Militant infighting in Syria prompts closure of Turkey border crossing
Fighting between al-Qaeda-linked extremists and another militant group in northern Syria prompts Turkey to shut one of its border gates with the Arab country.
On Thursday, Turkish border authorities temporarily closed the gate, located in the southern province of Kilis.
The gate was closed after militants from the al-Qaeda-linked Islamic State of Iraq and the Levant overran the border town of Azaz, which had been held by the so-called Free Syrian Army.
According to locals, the al-Qaeda-linked extremists are now in control of all the checkpoints around the town and are detaining locals.
A recent British defense study shows that about 100,000 foreign-backed militants, fragmented into 1,000 groups, are fighting in Syria against the government and people.
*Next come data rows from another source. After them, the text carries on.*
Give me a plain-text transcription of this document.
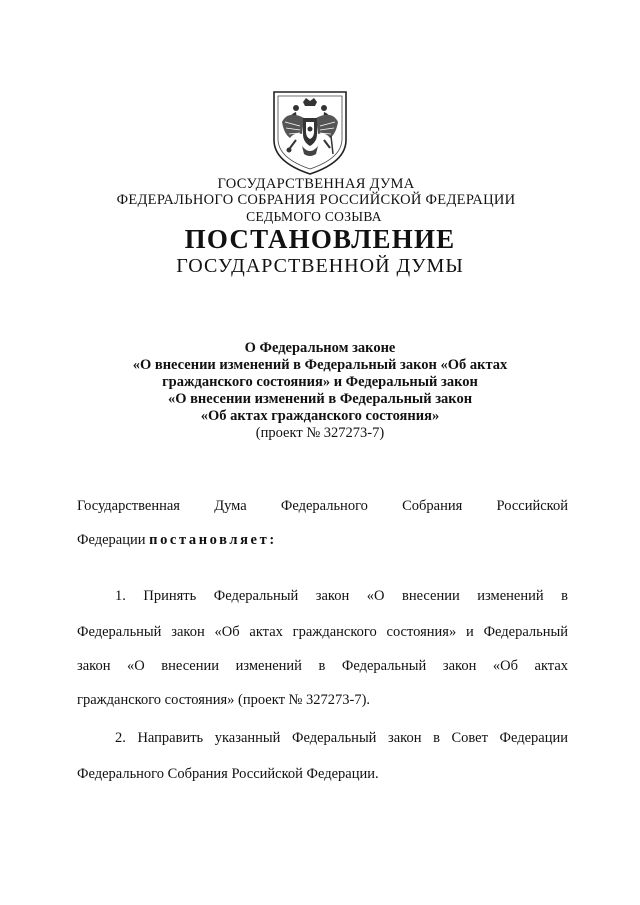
ГОСУДАРСТВЕННАЯ ДУМА
ФЕДЕРАЛЬНОГО СОБРАНИЯ РОССИЙСКОЙ ФЕДЕРАЦИИ
СЕДЬМОГО СОЗЫВА
ПОСТАНОВЛЕНИЕ
ГОСУДАРСТВЕННОЙ ДУМЫ
О Федеральном законе
«О внесении изменений в Федеральный закон «Об актах
гражданского состояния» и Федеральный закон
«О внесении изменений в Федеральный закон
«Об актах гражданского состояния»
(проект № 327273-7)
Государственная Дума Федерального Собрания Российской
Федерации постановляет:
1. Принять Федеральный закон «О внесении изменений в
Федеральный закон «Об актах гражданского состояния» и Федеральный
закон «О внесении изменений в Федеральный закон «Об актах
гражданского состояния» (проект № 327273-7).
2. Направить указанный Федеральный закон в Совет Федерации
Федерального Собрания Российской Федерации.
The extracts of the study by defense consultancy IHS Jane’s were published on Monday.
IHS Jane’s estimates that some 10,000 militants are fighting for groups affiliated with al-Qaeda such as al-Nusra Front and the rest fight for different militant groups.
The analysis also said that a large number of extremists from foreign countries are also active in Syria.
Syria has been gripped by deadly unrest since March 2011. According to reports, the Western powers and their regional allies — especially Qatar, Saudi Arabia, and Turkey — are supporting the militants operating inside Syria.
According to the UN, more than 100,000 people have been killed and a total of 7.8 million of others displaced due to the violence.